The 2017 Cadillac CTS is getting vehicle-to-vehicle technology this year. The sedans will be outfitted with DSRC short-range radio communication devices to transmit and receive simple messages, including vehicles’ GPS location, speed and heading. Those messages are sent 1,000 times a second across up to about 1,000 feet.
“It’s sending out basic information that allows other CTS vehicles nearby to see each other, even if they’re not in the line of sight,” said Matthew Kirsch, the lead engineering group manager for automated driving and active safety. “The technology allows the driver to know what’s going on with other vehicles — hard braking, a disabled vehicle or slippery road conditions. Then it alerts the driver in advance of the hazard and gives the driver time to avoid by changing lanes or applying the brakes.”
Cadillac has decided to include the V2V tech as standard equipment going forward rather than making customers choose it and pay more for it as an option. “Customers might not want to pay for it,” said Steve Martin of Cadillac. He acknowledged the common chicken-and-egg problem with new automotive tech: In order for it to be worth paying for, enough people have to have it in their cars to make its usefulness plain. If you’re the only person with V2V technology, it doesn’t do you much good, so you probably won’t shell out for it as an option.

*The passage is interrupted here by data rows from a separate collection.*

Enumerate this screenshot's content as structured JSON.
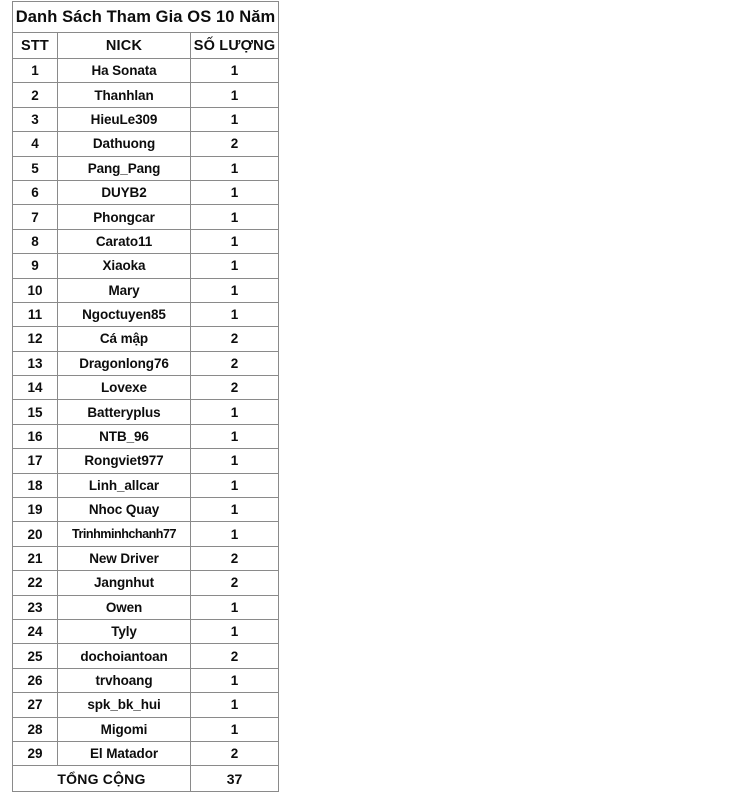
{
  "document": {
    "title": "Danh Sách Tham Gia OS 10 Năm",
    "title_color": "#bf4340",
    "table": {
      "columns": [
        "STT",
        "NICK",
        "SỐ LƯỢNG"
      ],
      "rows": [
        {
          "stt": "1",
          "nick": "Ha Sonata",
          "qty": "1"
        },
        {
          "stt": "2",
          "nick": "Thanhlan",
          "qty": "1"
        },
        {
          "stt": "3",
          "nick": "HieuLe309",
          "qty": "1"
        },
        {
          "stt": "4",
          "nick": "Dathuong",
          "qty": "2"
        },
        {
          "stt": "5",
          "nick": "Pang_Pang",
          "qty": "1"
        },
        {
          "stt": "6",
          "nick": "DUYB2",
          "qty": "1"
        },
        {
          "stt": "7",
          "nick": "Phongcar",
          "qty": "1"
        },
        {
          "stt": "8",
          "nick": "Carato11",
          "qty": "1"
        },
        {
          "stt": "9",
          "nick": "Xiaoka",
          "qty": "1"
        },
        {
          "stt": "10",
          "nick": "Mary",
          "qty": "1"
        },
        {
          "stt": "11",
          "nick": "Ngoctuyen85",
          "qty": "1"
        },
        {
          "stt": "12",
          "nick": "Cá mập",
          "qty": "2"
        },
        {
          "stt": "13",
          "nick": "Dragonlong76",
          "qty": "2"
        },
        {
          "stt": "14",
          "nick": "Lovexe",
          "qty": "2"
        },
        {
          "stt": "15",
          "nick": "Batteryplus",
          "qty": "1"
        },
        {
          "stt": "16",
          "nick": "NTB_96",
          "qty": "1"
        },
        {
          "stt": "17",
          "nick": "Rongviet977",
          "qty": "1"
        },
        {
          "stt": "18",
          "nick": "Linh_allcar",
          "qty": "1"
        },
        {
          "stt": "19",
          "nick": "Nhoc Quay",
          "qty": "1"
        },
        {
          "stt": "20",
          "nick": "Trinhminhchanh77",
          "qty": "1"
        },
        {
          "stt": "21",
          "nick": "New Driver",
          "qty": "2"
        },
        {
          "stt": "22",
          "nick": "Jangnhut",
          "qty": "2"
        },
        {
          "stt": "23",
          "nick": "Owen",
          "qty": "1"
        },
        {
          "stt": "24",
          "nick": "Tyly",
          "qty": "1"
        },
        {
          "stt": "25",
          "nick": "dochoiantoan",
          "qty": "2"
        },
        {
          "stt": "26",
          "nick": "trvhoang",
          "qty": "1"
        },
        {
          "stt": "27",
          "nick": "spk_bk_hui",
          "qty": "1"
        },
        {
          "stt": "28",
          "nick": "Migomi",
          "qty": "1"
        },
        {
          "stt": "29",
          "nick": "El Matador",
          "qty": "2"
        }
      ],
      "total_label": "TỔNG CỘNG",
      "total_value": "37"
    }
  }
}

The trick is that right now, the only other vehicle that can communicate with the Cadillac CTS is another brand-new Cadillac CTS. There aren’t any other V2V-equipped vehicles at dealerships right now in the U.S., though you can buy a Prius in Japan that communicates via DSRC. Nor does this system in the CTS communicate with infrastructure or smart cities, which are mostly still in pilot program stages.
Cadillac sees itself as the advanced technology pioneer in the GM stable. V2V will eventually make its way into Chevys and other GM brands, but there was no official word on when that would happen. “We like to play nice with all of our sister brands,” said Martin.
But Cadillac is still hoping that by introducing V2V to production cars, it will start the conversation with other auto manufacturers in the U.S. “If any other manufacturer uses DSRC, we’d need to work together” to make the systems talk to each other, Kirsch said. But his team’s attitude is, “Heck yes, this is the system we’re using, so let’s make it work for both of our companies’ customers.”
“We want to bring technology that’s usable now,” Martin said, “not half a beta test that relies on other people elsewhere being able to do something with it. We’re bringing something that’s ready to use out of the box today. It shows where we put our stake in the ground.”